Somehow they’d found him out, and had decided to take the uranium to Germany on their own. He felt almost proud of them.
He worked his way nearer, dodging silently through the crates of general merchandise stacked amidships until he was no more than ten yards away. Raising the Walther with both arms extended, his feet splayed to compensate for the ship’s
motion, he took aim at the back of Gerd’s head.
He couldn’t do it. Didn’t want to do it. They deserved to see his face as he pulled the trigger. Private executions were bad enough, and even then the victim could see his executioner.

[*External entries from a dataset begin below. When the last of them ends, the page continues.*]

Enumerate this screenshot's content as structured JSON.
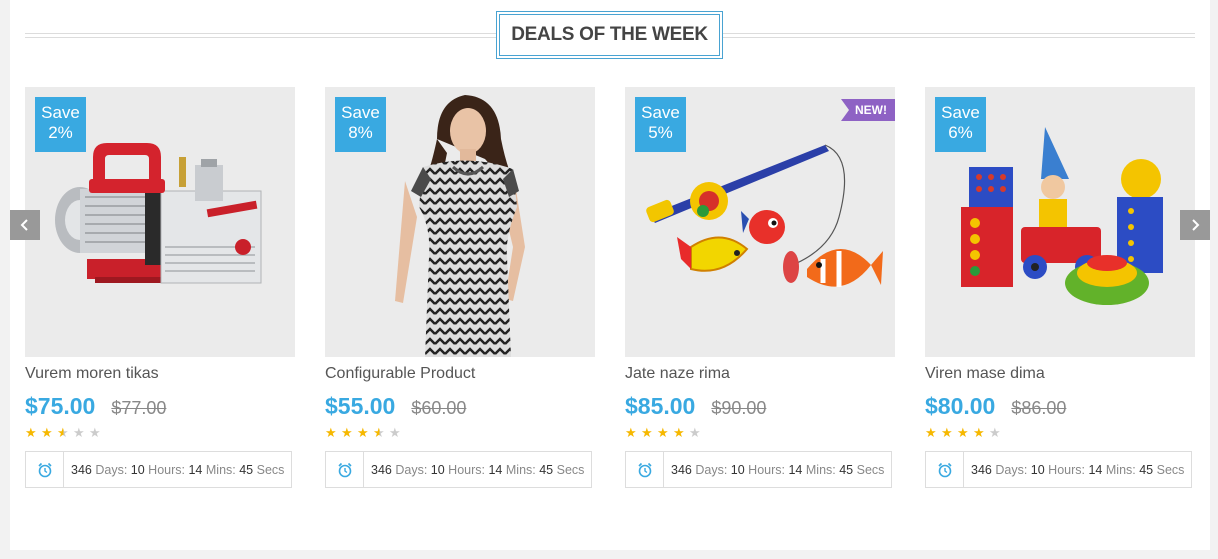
{
  "section": {
    "title": "DEALS OF THE WEEK"
  },
  "accent_color": "#39a9e1",
  "save_prefix": "Save",
  "timer_units": {
    "days": "Days:",
    "hours": "Hours:",
    "mins": "Mins:",
    "secs": "Secs"
  },
  "products": [
    {
      "name": "Vurem moren tikas",
      "price": "$75.00",
      "old_price": "$77.00",
      "save": "2%",
      "rating": 2.5,
      "new": false,
      "timer": {
        "days": "346",
        "hours": "10",
        "mins": "14",
        "secs": "45"
      }
    },
    {
      "name": "Configurable Product",
      "price": "$55.00",
      "old_price": "$60.00",
      "save": "8%",
      "rating": 3.5,
      "new": false,
      "timer": {
        "days": "346",
        "hours": "10",
        "mins": "14",
        "secs": "45"
      }
    },
    {
      "name": "Jate naze rima",
      "price": "$85.00",
      "old_price": "$90.00",
      "save": "5%",
      "rating": 4,
      "new": true,
      "new_label": "NEW!",
      "timer": {
        "days": "346",
        "hours": "10",
        "mins": "14",
        "secs": "45"
      }
    },
    {
      "name": "Viren mase dima",
      "price": "$80.00",
      "old_price": "$86.00",
      "save": "6%",
      "rating": 4,
      "new": false,
      "timer": {
        "days": "346",
        "hours": "10",
        "mins": "14",
        "secs": "45"
      }
    }
  ],
  "icons": {
    "prev": "chevron-left-icon",
    "next": "chevron-right-icon",
    "timer": "alarm-clock-icon",
    "star": "star-icon"
  }
}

As he stepped forward the moonlight suddenly brightened, giving his entrance an almost theatrical quality. The two Germans stiffened, then relaxed as they saw the gun, relaxed in the way he had once seen a Siberian tiger relax, with a casualness that obscured the alertness of their poise. They didn’t expect a chance, but were ready for one if it came.
“Where are you planning to go, gentlemen?” he asked softly.
“We’re sleepwalking,” Paul said, edging away from Gerd. Kuznetsky stopped him with a flick of his wrist.
“We decided the Führer’s genius didn’t require any assistance,” Gerd said sarcastically.
Kuznetsky smiled at his own misjudgment and admired them even more. “They’re not intended for your Führer,” he said. “Or Nazi Germany.”
A tiny voice inside him said, “Let them go,” but was instantly silenced by the familiar voice of duty.
“Somehow,” Gerd said, “that doesn’t seem as surprising as it should.”
Amy lay awake on the bunk watching the play of light on her cabin walls. Another twenty-four hours. What could be wrong in spending the last night with Paul? It would change nothing. In the dark there would be no deception, in the dark their love would be real. And the thought of it, of one more meeting, one last immersion in that other world, had held her together through the weeks at sea.
She climbed out of the bunk, wrapped a blanket around her shoulders, and left her cabin. The iron plate felt cold
beneath her feet. She went to tap on Paul’s door but it was ajar, the cabin empty, the note shining on the mirror.
“Why?” Gerd asked, almost disinterestedly. His gun lay on the crate, hidden from Kuznetsky by a bag of food they’d brought for the journey. If only it wasn’t lying with the butt farthest away from him.
“Why?” Kuznetsky seemed to find the question ridiculous. “I serve a cause I believe in. Could you say the same?”